We also have similar results with the relative house effects. Again, the Stan result precedes JAGS in the following charts. But those of you with a close eye will note that these results differ slightly from the earlier results that came from the JAGS model which used a uniform distribution as a prior for house effects. There is a useful lesson here on the importance of model specification. Also it is far too easy to read too much into results that differ by a few tenths of a percentage point. The reversal of Newspoll and ReachTEL in these charts comes down to hundredths of a percentage point (which is bugger all).

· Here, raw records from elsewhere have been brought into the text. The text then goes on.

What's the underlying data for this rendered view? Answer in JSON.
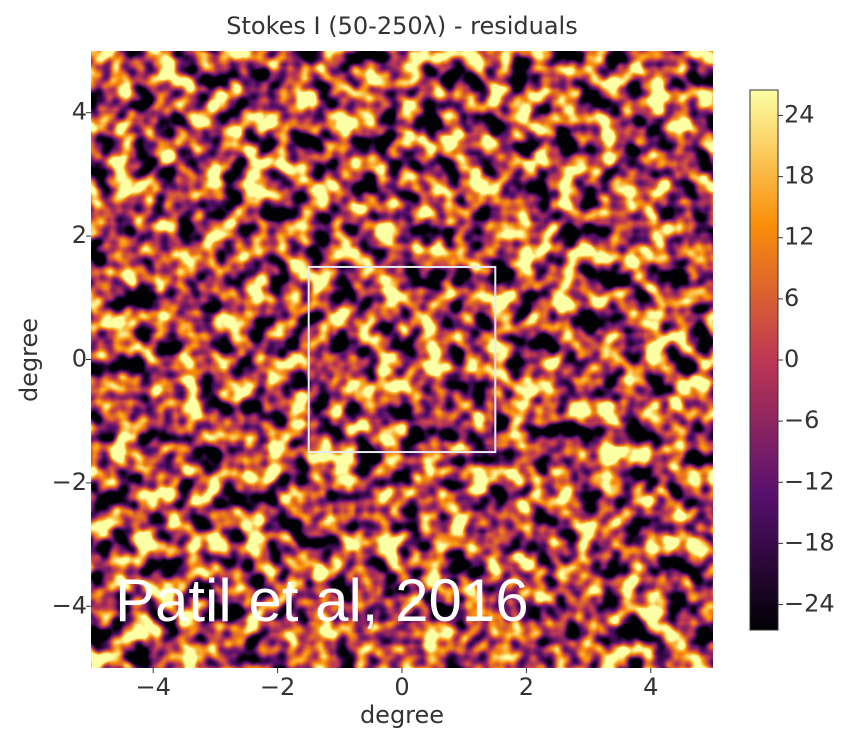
{
  "chart_data": {
    "type": "heatmap",
    "title": "Stokes I (50-250λ) - residuals",
    "x_label": "degree",
    "y_label": "degree",
    "xlim": [
      -5,
      5
    ],
    "ylim": [
      -5,
      5
    ],
    "xticks": [
      {
        "value": -4,
        "label": "−4"
      },
      {
        "value": -2,
        "label": "−2"
      },
      0,
      2,
      4
    ],
    "yticks": [
      {
        "value": -4,
        "label": "−4"
      },
      {
        "value": -2,
        "label": "−2"
      },
      0,
      2,
      4
    ],
    "colormap": "inferno",
    "clim": [
      -26.5,
      26.5
    ],
    "cticks": [
      {
        "value": -24,
        "label": "−24"
      },
      {
        "value": -18,
        "label": "−18"
      },
      {
        "value": -12,
        "label": "−12"
      },
      {
        "value": -6,
        "label": "−6"
      },
      0,
      6,
      12,
      18,
      24
    ],
    "region": {
      "xlim": [
        -1.5,
        1.5
      ],
      "ylim": [
        -1.5,
        1.5
      ],
      "color": "#e8e8f0"
    },
    "annotation": "Patil et al, 2016"
  }
}
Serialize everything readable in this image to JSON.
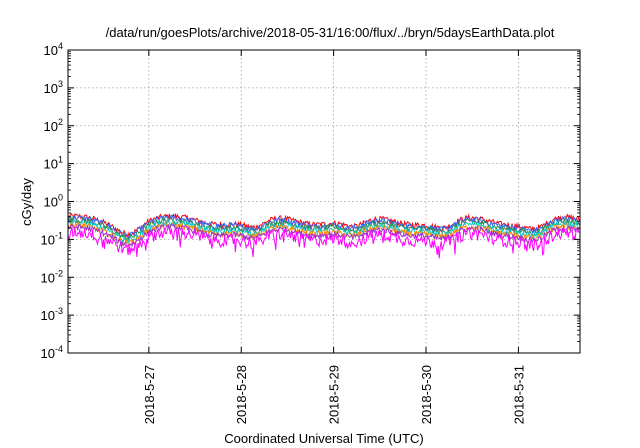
{
  "chart_data": {
    "type": "line",
    "title": "/data/run/goesPlots/archive/2018-05-31/16:00/flux/../bryn/5daysEarthData.plot",
    "xlabel": "Coordinated Universal Time (UTC)",
    "ylabel": "cGy/day",
    "yscale": "log",
    "ylim": [
      0.0001,
      10000
    ],
    "y_ticks": [
      {
        "base": "10",
        "exp": "-4",
        "value": 0.0001
      },
      {
        "base": "10",
        "exp": "-3",
        "value": 0.001
      },
      {
        "base": "10",
        "exp": "-2",
        "value": 0.01
      },
      {
        "base": "10",
        "exp": "-1",
        "value": 0.1
      },
      {
        "base": "10",
        "exp": "0",
        "value": 1
      },
      {
        "base": "10",
        "exp": "1",
        "value": 10
      },
      {
        "base": "10",
        "exp": "2",
        "value": 100
      },
      {
        "base": "10",
        "exp": "3",
        "value": 1000
      },
      {
        "base": "10",
        "exp": "4",
        "value": 10000
      }
    ],
    "xlim": [
      "2018-05-26 03:00",
      "2018-05-31 16:00"
    ],
    "x_ticks": [
      "2018-5-27",
      "2018-5-28",
      "2018-5-29",
      "2018-5-30",
      "2018-5-31"
    ],
    "grid": true,
    "legend": "none",
    "series": [
      {
        "color": "#ff0000",
        "baseline": 0.33,
        "swing": 0.12
      },
      {
        "color": "#3366ff",
        "baseline": 0.3,
        "swing": 0.11
      },
      {
        "color": "#2e8b57",
        "baseline": 0.26,
        "swing": 0.09
      },
      {
        "color": "#00cccc",
        "baseline": 0.22,
        "swing": 0.07
      },
      {
        "color": "#ff8800",
        "baseline": 0.19,
        "swing": 0.06
      },
      {
        "color": "#9933cc",
        "baseline": 0.17,
        "swing": 0.05
      },
      {
        "color": "#ff00ff",
        "baseline": 0.13,
        "swing": 0.05
      }
    ]
  }
}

So what does the Stan model look like?

data {
// data size
int<lower=1> n_polls;
int<lower=1> n_span;
int<lower=1> n_houses;

// poll data
real<lower=0,upper=1> y[n_polls];
real<lower=0> sampleSigma[n_polls];
int<lower=1> house[n_polls];
int<lower=1> day[n_polls];
}
parameters {
real<lower=0,upper=1> hidden_voting_intention[n_span];
vector[n_houses] pHouseEffects;
real<lower=0,upper=0.01> sigma;
}
transformed parameters {
vector[n_houses] houseEffect;
houseEffect <- pHouseEffects - mean(pHouseEffects); // sum to zero
}
model{
// -- house effects model
pHouseEffects ~ normal(0, 0.1); // weakly informative

// -- temporal model
sigma ~ uniform(0, 0.01);
hidden_voting_intention[1] ~ normal(0.5, 0.1);
for(i in 2:n_span) {
hidden_voting_intention[i] ~ normal(hidden_voting_intention[i-1], sigma);
}

// -- observational model
for(poll in 1:n_polls) {
y[poll] ~ normal(houseEffect[house[poll]] + hidden_voting_intention[day[poll]], sampleSigma[poll]);
}
}


The revised JAGS code is as follows. The code I have changed for this post is commented out.

model {
## developed from Simon Jackman's hidden Markov model
## - note: poll results are analysed as a value between 0.0 and 1.0

## -- observational model
for(poll in 1:n_polls) { # for each observed poll result ...
yhat[poll] <- houseEffect[house[poll]] + hidden_voting_intention[day[poll]]
y[poll] ~ dnorm(yhat[poll], samplePrecision[poll]) # distribution
}

## -- temporal model
for(i in 2:n_span) { # for each day under analysis, except the first ...
# today's national TPP voting intention looks much like yesterday's
hidden_voting_intention[i] ~ dnorm(hidden_voting_intention[i-1], walkPrecision)
}
# day 1 estimate of TPP between 20% and 80% - a weakly informative prior
#hidden_voting_intention[1] ~ dunif(0.2, 0.8)
hidden_voting_intention[1] ~ dnorm(0.5, pow(0.1, -2))
# day-to-day change in TPP has a standard deviation between 0 and 1
# percentage points
sigmaWalk ~ dunif(0, 0.01)
walkPrecision <- pow(sigmaWalk, -2)

## -- house effects model
#for(i in 2:n_houses) { # for each polling house, except the first ...
#    # assume house effect is somewhere in the range -15 to +15 percentage points.
#    houseEffect[i] ~ dunif(-0.15, 0.15)
#}
for (i in 2:n_houses) {
houseEffect[i] ~ dnorm(0, pow(0.1, -2))
}
# sum to zero constraint applied to the first polling house ...
houseEffect[1] <- -sum( houseEffect[2:n_houses] )
}


As for the question: will I now junk JAGS and move to Stan? I will need to think about that a whole lot more before I make any changes. I love the progress feedback that Stan gives as it processes the samples. I think Stan might be marginally faster. But model specification in Stan is far more fiddly.

Update

I have now timed them. Stan is slower.

3 comments:

1. Have you calculated effective sample sizes per second? Stan is slower on samples/second but often much faster on effective samples per second, except for conditionally conjugate Gibbs models.

2. Have you tried this out with anchors?

3. Hi Mark, I really like the graded shading of your figures. Would it be possible for you to share your figure plotting code? Thanks.